See any skill in skills/ for a real example, or read the full Skill Authoring Guide.


Design Principles

  1. Stay on the work, never the person. Roasts target choices, not identity.
  2. Quote what you attack. Every critique cites the actual line, bullet, or sentence.
  3. Cut before rewriting. Most things are too long. Most fixes start with deletion.
  4. Hard limits are non-negotiable. No punching at race, gender, sexuality, disability, mental health, body, or trauma — even in roast-mode.
  5. No participation trophies. If something's bad, it's bad.

Contributing

Contributions are welcome!
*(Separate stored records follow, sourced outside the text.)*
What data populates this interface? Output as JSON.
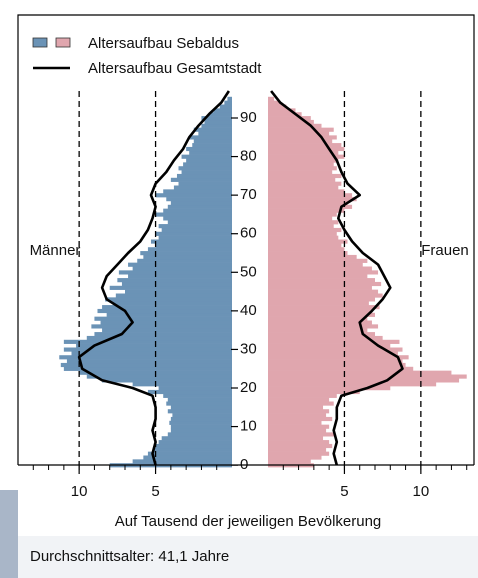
{
  "chart_data": {
    "type": "pyramid",
    "left_label": "Männer",
    "right_label": "Frauen",
    "xlabel": "Auf Tausend der jeweiligen Bevölkerung",
    "footer": "Durchschnittsalter: 41,1 Jahre",
    "xlim": [
      0,
      14
    ],
    "xticks": [
      5,
      10
    ],
    "ylim": [
      -1,
      97
    ],
    "yticks": [
      0,
      10,
      20,
      30,
      40,
      50,
      60,
      70,
      80,
      90
    ],
    "ages": [
      0,
      1,
      2,
      3,
      4,
      5,
      6,
      7,
      8,
      9,
      10,
      11,
      12,
      13,
      14,
      15,
      16,
      17,
      18,
      19,
      20,
      21,
      22,
      23,
      24,
      25,
      26,
      27,
      28,
      29,
      30,
      31,
      32,
      33,
      34,
      35,
      36,
      37,
      38,
      39,
      40,
      41,
      42,
      43,
      44,
      45,
      46,
      47,
      48,
      49,
      50,
      51,
      52,
      53,
      54,
      55,
      56,
      57,
      58,
      59,
      60,
      61,
      62,
      63,
      64,
      65,
      66,
      67,
      68,
      69,
      70,
      71,
      72,
      73,
      74,
      75,
      76,
      77,
      78,
      79,
      80,
      81,
      82,
      83,
      84,
      85,
      86,
      87,
      88,
      89,
      90,
      91,
      92,
      93,
      94,
      95
    ],
    "series": [
      {
        "name": "Altersaufbau Sebaldus",
        "colors": [
          "#6b93b6",
          "#e0a6ae"
        ],
        "male": [
          8.0,
          6.5,
          5.8,
          5.5,
          5.2,
          5.0,
          4.8,
          4.6,
          4.2,
          4.0,
          4.0,
          4.1,
          4.0,
          3.9,
          4.2,
          4.0,
          4.3,
          4.2,
          4.5,
          5.5,
          4.8,
          6.5,
          8.5,
          9.5,
          10.0,
          11.0,
          11.2,
          10.8,
          11.3,
          10.5,
          11.0,
          10.2,
          11.0,
          9.5,
          9.0,
          8.5,
          9.2,
          8.6,
          9.0,
          8.2,
          8.8,
          8.5,
          7.8,
          8.3,
          7.6,
          7.0,
          8.0,
          7.2,
          7.5,
          6.8,
          7.4,
          6.5,
          6.8,
          6.2,
          5.8,
          6.0,
          5.5,
          5.0,
          5.3,
          4.8,
          5.0,
          4.6,
          4.8,
          4.2,
          4.5,
          5.0,
          4.5,
          4.2,
          4.0,
          4.3,
          5.0,
          4.5,
          3.8,
          3.5,
          4.0,
          3.6,
          3.3,
          3.5,
          3.2,
          3.0,
          3.3,
          2.8,
          3.0,
          2.6,
          2.5,
          2.8,
          2.2,
          2.5,
          2.0,
          1.8,
          2.0,
          1.5,
          1.2,
          0.8,
          0.5,
          0.3
        ],
        "female": [
          3.0,
          2.8,
          3.5,
          4.0,
          3.8,
          4.2,
          4.0,
          3.6,
          4.4,
          3.8,
          4.0,
          3.5,
          4.2,
          3.8,
          4.0,
          3.6,
          4.3,
          4.0,
          4.5,
          6.0,
          8.0,
          11.0,
          12.5,
          13.0,
          12.0,
          9.5,
          9.0,
          8.8,
          9.2,
          8.5,
          8.8,
          8.0,
          8.6,
          7.5,
          7.0,
          6.5,
          7.2,
          6.8,
          6.5,
          7.0,
          6.8,
          7.3,
          6.6,
          7.0,
          7.5,
          7.2,
          6.8,
          7.4,
          7.0,
          6.5,
          7.2,
          6.8,
          6.2,
          6.5,
          5.8,
          5.2,
          5.0,
          4.8,
          5.2,
          4.6,
          4.5,
          4.8,
          4.3,
          4.6,
          4.2,
          4.5,
          5.0,
          5.5,
          5.2,
          5.8,
          5.5,
          5.0,
          4.6,
          4.8,
          4.4,
          4.8,
          4.2,
          4.5,
          4.3,
          4.6,
          5.0,
          4.6,
          5.0,
          4.8,
          4.2,
          4.5,
          4.0,
          4.3,
          3.5,
          3.0,
          2.8,
          2.2,
          1.8,
          1.2,
          0.8,
          0.4
        ]
      },
      {
        "name": "Altersaufbau Gesamtstadt",
        "color": "#000000",
        "ages": [
          0,
          3,
          6,
          9,
          12,
          15,
          18,
          20,
          22,
          25,
          28,
          31,
          34,
          37,
          40,
          43,
          46,
          49,
          52,
          55,
          58,
          61,
          64,
          67,
          70,
          73,
          76,
          79,
          82,
          85,
          88,
          91,
          94,
          97
        ],
        "male": [
          5.0,
          5.2,
          5.0,
          5.2,
          5.0,
          5.0,
          5.2,
          6.5,
          8.5,
          9.8,
          10.0,
          9.0,
          7.2,
          6.5,
          7.0,
          8.2,
          8.5,
          8.2,
          7.5,
          6.8,
          6.0,
          5.5,
          5.2,
          5.0,
          5.3,
          5.0,
          4.3,
          3.8,
          3.2,
          2.8,
          2.2,
          1.5,
          0.7,
          0.2
        ],
        "female": [
          4.5,
          4.3,
          4.5,
          4.3,
          4.5,
          4.5,
          4.8,
          6.5,
          7.8,
          8.8,
          8.5,
          7.2,
          6.2,
          6.0,
          6.8,
          7.5,
          8.0,
          7.6,
          7.2,
          6.2,
          5.5,
          5.0,
          4.6,
          4.8,
          6.0,
          5.2,
          4.8,
          4.5,
          4.0,
          3.5,
          2.8,
          1.8,
          0.8,
          0.2
        ]
      }
    ]
  }
}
Whether it's a new skill, a bug fix, or an improvement to an existing skill.

See CONTRIBUTING.md for guidelines.


License

MIT — do whatever you want with it.


A Note on Tone

If a skill ever crosses a line — punches at identity instead of choices, hands out cruelty without a joke, or refuses to drop the bit when you tap out — that's a bug, not a feature. Open an issue.

The goal is to make your work better. Not to be liked.